I do enjoy travelling a lot. One thing I don't enjoy about travel though is the jet lag and travel fatigue afterwards. Sometimes it can make you feel like you need another holiday... you know, like after your holiday!
I think with half of my family on the other side of the world in Hong Kong, I've become used to travelling long haul as I've grown up doing it, but even so, it still has an affect on my sleep, especially when I travel eastwards.
I thought I'd share some info about what I've learnt about jet lag and different ways to combat it. Let's start at the beginning...
What is jet lag?
Jet lag is the sensation of fatigue, lethargy and malaise that occurs as a result of traveling across several time zones. It's not a disease, but it can make you feel tired, irritable and nauseous; jet lag can also affect your sleep, mood and performance.
For example: If you travel east from Los Angeles (3 p.m.) to New York (7 p.m.), you'll lose 4 hours in two days' time. Because of this delay between your biological clock and the new day-night schedule in New York City, it will take about 2 days for your body to adjust fully enough so that its rhythms are synchronized with those at home or at work in L.A.. In addition to making you feel physically unwell when traveling eastward through many time zones—or westward through fewer time zones—jet lag may also trigger psychological issues such as depression or anxiety
What causes jet lag?
Jet lag is a form of desynchronosis (I know! big word!), which is a disorder that occurs when the internal body clock, and external time cues are not in sync with one another.
What are the symptoms of jet lag
Fatigue is the most common symptom of jet lag, and it can last up to a couple of days after you arrive at your destination.
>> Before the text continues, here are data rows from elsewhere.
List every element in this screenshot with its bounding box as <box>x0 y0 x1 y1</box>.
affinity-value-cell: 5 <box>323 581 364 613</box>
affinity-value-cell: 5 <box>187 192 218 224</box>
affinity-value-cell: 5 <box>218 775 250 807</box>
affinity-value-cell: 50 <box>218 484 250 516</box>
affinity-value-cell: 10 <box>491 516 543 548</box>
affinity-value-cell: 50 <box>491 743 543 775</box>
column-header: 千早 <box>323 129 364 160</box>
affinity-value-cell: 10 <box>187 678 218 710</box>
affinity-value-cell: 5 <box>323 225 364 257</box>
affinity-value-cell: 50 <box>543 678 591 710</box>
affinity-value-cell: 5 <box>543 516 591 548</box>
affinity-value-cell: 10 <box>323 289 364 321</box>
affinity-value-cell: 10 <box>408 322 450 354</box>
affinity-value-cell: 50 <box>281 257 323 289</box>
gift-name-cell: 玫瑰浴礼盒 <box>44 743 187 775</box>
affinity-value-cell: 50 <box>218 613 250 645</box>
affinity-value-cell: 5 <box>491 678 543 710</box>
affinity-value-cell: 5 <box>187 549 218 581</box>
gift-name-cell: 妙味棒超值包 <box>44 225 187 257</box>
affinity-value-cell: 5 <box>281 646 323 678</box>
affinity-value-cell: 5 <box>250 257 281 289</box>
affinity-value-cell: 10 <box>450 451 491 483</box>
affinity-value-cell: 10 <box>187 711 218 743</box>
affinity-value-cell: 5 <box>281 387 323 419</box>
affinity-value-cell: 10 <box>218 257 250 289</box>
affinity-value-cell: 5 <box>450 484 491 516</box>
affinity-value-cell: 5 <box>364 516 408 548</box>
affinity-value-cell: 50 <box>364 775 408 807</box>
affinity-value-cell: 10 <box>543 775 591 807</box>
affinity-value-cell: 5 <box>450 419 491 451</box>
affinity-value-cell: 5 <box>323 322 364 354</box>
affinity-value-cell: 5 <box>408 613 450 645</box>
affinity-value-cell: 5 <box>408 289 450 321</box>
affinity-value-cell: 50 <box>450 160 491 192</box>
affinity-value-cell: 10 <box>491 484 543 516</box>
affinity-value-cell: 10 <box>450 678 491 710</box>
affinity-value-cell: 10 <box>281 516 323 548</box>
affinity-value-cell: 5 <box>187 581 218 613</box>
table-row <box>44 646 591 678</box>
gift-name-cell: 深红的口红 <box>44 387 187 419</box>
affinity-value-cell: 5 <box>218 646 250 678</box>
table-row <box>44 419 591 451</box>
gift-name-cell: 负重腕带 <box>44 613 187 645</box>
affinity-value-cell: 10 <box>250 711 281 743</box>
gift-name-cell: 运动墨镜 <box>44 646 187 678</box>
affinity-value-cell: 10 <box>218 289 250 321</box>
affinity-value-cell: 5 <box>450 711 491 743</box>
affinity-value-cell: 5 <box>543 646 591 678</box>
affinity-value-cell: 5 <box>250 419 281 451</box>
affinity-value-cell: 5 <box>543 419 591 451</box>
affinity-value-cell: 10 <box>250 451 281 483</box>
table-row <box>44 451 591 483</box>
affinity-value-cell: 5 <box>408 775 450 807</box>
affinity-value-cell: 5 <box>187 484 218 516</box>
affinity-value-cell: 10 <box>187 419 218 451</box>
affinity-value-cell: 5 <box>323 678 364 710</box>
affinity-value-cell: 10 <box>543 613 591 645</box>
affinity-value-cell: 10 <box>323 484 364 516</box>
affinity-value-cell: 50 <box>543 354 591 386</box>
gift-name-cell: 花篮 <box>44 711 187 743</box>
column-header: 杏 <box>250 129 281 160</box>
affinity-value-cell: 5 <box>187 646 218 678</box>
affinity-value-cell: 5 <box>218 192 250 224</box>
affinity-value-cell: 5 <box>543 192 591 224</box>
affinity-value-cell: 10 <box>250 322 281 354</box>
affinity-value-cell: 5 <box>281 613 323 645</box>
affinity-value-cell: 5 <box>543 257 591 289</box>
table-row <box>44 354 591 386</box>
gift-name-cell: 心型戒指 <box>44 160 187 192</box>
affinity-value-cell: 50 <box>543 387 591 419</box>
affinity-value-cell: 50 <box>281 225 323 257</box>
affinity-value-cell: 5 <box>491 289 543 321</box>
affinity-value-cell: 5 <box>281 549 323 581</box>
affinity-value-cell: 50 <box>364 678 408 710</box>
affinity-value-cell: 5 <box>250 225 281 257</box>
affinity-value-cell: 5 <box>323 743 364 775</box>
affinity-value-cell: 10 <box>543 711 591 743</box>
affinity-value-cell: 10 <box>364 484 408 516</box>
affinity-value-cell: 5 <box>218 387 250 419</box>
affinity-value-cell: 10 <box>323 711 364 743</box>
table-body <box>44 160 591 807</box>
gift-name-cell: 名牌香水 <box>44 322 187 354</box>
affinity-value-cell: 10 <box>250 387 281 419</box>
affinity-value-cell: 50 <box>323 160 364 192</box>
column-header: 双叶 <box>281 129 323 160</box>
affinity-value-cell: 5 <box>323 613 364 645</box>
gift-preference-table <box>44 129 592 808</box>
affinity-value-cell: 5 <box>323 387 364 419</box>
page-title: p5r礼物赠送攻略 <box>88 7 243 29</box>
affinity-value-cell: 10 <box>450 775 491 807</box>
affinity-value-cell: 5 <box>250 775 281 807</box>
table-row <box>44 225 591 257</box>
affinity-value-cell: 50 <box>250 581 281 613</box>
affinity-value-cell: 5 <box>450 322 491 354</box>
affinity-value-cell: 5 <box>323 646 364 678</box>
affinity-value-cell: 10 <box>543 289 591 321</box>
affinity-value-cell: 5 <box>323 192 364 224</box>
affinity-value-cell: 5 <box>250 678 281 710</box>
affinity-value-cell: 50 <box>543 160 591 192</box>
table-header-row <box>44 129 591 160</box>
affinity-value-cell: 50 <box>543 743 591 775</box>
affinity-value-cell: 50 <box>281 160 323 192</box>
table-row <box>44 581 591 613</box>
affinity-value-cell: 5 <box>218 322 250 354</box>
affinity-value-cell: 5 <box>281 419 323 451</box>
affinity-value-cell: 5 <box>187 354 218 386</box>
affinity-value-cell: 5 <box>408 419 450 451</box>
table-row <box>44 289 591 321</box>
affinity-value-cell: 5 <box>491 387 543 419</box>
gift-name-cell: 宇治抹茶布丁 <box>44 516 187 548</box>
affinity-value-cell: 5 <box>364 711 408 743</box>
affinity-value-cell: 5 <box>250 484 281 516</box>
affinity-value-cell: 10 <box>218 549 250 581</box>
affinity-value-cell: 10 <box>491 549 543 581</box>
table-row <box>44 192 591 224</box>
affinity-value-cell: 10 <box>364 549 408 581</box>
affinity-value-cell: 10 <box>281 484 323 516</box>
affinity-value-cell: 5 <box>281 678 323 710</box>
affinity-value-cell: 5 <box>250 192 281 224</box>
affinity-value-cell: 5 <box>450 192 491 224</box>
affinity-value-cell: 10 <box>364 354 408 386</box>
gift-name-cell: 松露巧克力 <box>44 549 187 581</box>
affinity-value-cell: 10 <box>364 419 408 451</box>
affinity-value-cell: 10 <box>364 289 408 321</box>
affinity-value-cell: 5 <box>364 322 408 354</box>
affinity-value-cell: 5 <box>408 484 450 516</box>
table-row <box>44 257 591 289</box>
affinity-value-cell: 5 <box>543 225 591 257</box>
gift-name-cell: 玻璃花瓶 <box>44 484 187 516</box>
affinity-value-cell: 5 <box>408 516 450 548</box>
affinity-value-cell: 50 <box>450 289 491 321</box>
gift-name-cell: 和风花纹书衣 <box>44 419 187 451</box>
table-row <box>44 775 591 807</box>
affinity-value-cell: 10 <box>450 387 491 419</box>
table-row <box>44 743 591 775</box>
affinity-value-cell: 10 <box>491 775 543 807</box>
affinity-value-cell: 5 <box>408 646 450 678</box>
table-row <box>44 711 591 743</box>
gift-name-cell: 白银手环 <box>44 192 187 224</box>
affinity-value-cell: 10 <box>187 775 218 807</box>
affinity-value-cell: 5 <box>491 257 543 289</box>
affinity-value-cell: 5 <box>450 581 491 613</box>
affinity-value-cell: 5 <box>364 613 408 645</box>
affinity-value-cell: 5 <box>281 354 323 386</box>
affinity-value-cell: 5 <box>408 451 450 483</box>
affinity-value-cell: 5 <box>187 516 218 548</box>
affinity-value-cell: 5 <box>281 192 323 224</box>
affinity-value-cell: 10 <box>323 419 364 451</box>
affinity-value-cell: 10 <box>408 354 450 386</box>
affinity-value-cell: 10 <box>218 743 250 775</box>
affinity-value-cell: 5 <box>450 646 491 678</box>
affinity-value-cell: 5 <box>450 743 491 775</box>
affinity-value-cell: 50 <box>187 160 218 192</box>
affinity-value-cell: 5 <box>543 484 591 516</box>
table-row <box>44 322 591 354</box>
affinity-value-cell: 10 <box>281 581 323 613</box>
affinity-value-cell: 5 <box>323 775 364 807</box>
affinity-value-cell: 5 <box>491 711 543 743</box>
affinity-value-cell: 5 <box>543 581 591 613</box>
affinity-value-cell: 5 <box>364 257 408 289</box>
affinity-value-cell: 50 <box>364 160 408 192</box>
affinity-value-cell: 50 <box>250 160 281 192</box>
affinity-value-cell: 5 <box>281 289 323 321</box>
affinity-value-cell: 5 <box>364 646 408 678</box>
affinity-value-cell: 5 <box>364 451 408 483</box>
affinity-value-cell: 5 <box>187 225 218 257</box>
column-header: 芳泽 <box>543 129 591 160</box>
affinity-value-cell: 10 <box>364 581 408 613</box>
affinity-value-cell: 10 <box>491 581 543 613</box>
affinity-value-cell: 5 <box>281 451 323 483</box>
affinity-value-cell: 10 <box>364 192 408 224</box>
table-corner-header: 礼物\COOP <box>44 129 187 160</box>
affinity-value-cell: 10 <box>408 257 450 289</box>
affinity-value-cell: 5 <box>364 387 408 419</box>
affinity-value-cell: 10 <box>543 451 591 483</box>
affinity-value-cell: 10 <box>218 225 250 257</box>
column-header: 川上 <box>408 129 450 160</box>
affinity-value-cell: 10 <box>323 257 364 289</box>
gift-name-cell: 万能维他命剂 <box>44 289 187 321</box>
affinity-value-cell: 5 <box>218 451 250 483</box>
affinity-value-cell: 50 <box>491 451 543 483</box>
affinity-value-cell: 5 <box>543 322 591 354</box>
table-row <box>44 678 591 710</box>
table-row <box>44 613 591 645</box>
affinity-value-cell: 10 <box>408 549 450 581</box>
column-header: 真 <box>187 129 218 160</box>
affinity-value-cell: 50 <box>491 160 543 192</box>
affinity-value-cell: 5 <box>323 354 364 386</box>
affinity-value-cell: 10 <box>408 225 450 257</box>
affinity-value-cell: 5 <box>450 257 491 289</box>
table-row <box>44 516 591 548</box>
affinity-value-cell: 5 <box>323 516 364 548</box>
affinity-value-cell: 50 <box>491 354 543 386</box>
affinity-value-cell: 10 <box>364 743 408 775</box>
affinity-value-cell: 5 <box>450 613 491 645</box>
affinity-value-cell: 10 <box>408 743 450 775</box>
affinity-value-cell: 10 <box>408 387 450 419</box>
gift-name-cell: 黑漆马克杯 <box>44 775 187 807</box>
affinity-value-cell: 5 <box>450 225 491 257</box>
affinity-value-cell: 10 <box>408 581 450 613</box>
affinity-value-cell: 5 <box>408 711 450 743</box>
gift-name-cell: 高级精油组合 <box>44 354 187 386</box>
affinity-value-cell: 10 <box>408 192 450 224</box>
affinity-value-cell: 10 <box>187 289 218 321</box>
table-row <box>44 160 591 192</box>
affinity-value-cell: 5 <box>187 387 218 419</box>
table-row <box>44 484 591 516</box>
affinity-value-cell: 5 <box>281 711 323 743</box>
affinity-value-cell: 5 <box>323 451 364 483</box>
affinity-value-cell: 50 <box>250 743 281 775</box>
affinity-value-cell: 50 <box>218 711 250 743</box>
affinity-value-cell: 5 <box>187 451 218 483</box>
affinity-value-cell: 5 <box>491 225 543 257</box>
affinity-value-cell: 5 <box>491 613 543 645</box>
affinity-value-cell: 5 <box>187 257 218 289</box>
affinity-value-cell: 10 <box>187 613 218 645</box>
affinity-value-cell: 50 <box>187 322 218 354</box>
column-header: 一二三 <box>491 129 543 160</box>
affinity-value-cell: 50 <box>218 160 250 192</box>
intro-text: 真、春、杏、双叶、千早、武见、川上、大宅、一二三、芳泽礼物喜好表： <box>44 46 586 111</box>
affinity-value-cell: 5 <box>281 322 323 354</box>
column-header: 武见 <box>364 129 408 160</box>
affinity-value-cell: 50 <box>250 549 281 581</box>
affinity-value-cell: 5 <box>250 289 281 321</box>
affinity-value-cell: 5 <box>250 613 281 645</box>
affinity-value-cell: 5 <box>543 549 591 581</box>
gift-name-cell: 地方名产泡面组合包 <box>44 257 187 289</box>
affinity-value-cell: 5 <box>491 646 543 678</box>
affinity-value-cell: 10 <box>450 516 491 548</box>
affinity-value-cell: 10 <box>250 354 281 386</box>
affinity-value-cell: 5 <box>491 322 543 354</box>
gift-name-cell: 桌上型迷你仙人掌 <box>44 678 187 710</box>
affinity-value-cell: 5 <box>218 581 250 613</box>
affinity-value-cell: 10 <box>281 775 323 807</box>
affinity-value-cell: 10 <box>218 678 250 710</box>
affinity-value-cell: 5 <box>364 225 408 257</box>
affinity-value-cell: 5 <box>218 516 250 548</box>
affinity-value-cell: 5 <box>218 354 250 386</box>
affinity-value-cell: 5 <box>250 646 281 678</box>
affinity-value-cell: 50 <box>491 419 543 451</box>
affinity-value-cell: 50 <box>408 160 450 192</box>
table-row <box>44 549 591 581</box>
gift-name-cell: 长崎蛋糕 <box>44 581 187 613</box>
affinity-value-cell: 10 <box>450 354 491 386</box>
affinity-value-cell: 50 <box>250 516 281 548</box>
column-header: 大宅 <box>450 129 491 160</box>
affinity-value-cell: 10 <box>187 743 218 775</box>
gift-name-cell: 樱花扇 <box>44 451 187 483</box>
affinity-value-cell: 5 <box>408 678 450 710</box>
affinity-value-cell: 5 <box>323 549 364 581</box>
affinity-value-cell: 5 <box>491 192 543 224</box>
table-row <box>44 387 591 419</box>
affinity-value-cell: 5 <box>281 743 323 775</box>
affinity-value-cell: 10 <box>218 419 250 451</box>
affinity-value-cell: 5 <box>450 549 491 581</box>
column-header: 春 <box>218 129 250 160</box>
Other common symptoms include:
Difficulty concentrating and making decisions
How travel can affect your skin health
Traveling is fun, but sometimes it can wreak havoc on your skin. This isn't surprising—when you're shifting from climate to climate, adjusting to new daily routines and schedules, and spending most of your time in an airplane or car instead of slouching comfortably at home, it's bound to have an effect on your body. Traveling takes you out of your comfort zone and puts you in situations where there's less access to food, water and sleep than usual. This can lead to puffy eyes, dry skin (especially from the plane), breakouts (sometimes from dirty planes too!) and fine lines from dehydration.
Keep your skin as hydrated as you can by using products like my Vitamin C serum and the Forlle'd Refining Lotion. Ensure you cleanse your skin properly when you arrive at your destination and continue to cleanse morning and evening (I know we can feel lazy on holiday!). Keep your skin moisturised and wear an SPF daily (no matter the weather). Most of my products in my clinic are available in travel sizes, so you don't have any excuse to not take your skincare with you.
My top 3 tips to manage jet lag?
Avoid any alcohol, caffeine or heavy meals on the plane. They will just cause further dehydration and make you feel very groggy. Instead, whilst you're on the flight and after you land drink plenty of water. I like to buy a large bottle of water at the airport and just get it refilled on the plane.
As soon as you arrive get your body moving if it's during the day. Don't go straight to sleep if you can help it until nighttime, otherwise you will struggle to sleep in the evening. Instead maybe go for a walk (even if it's just around the hotel) or hit the gym if you're feeling super energetic!
Set your watch to your destination time on the morning of the flight to try and get your mind ready for the change. I tend to do this if I'm going on a long haul flight to mentally adjust to the new time zone.
Treatments for jet lag
There are a number of ways to treat jet lag. While there's no miracle cure, the following tips can help you adjust to a new time zone and feel more refreshed:
Avoid alcohol, caffeine, sugar and salty processed foods. These will only make you feel worse.
Drink water regularly throughout the day — about six large glasses of water each day is recommended for most adults (and even more if it's hot outside).
Eat healthy foods that contain vitamins A and C; these help boost your immune system and reduce fatigue symptoms. Examples include citrus fruits such as oranges or grapefruits; leafy greens like spinach; tomatoes; carrots; broccoli; bell peppers; cauliflower; cabbage family vegetables like green onions, cauliflower florets, Brussels sprouts or cabbage wedges/slices or kohlrabi slices with dip
If you have tried to sleep, but find yourself still awake, get up and do something quiet until you feel tired again.
If you've tried to sleep, but find yourself still awake, get up and do something quiet until you feel tired again. Try not to eat or drink when you are awake. If possible, don't take naps during this time either. If you really can't get yourself to sleep, maybe try a yoga nidra (there are so many on youtube) or some meditation whilst you're lying there to calm your mind and help you drift back to sleep.
I know jet lag is a common problem for a lot of us, and it’s often difficult to get through without some kind of treatment. If you are planning on traveling long distances for work or vacation, try to start adjusting your sleep routine at least one week before you leave. This will allow your body time to adjust gradually and hopefully avoid any unpleasant symptoms during travel as well!
Thank you so much for reading, I hope you found this useful.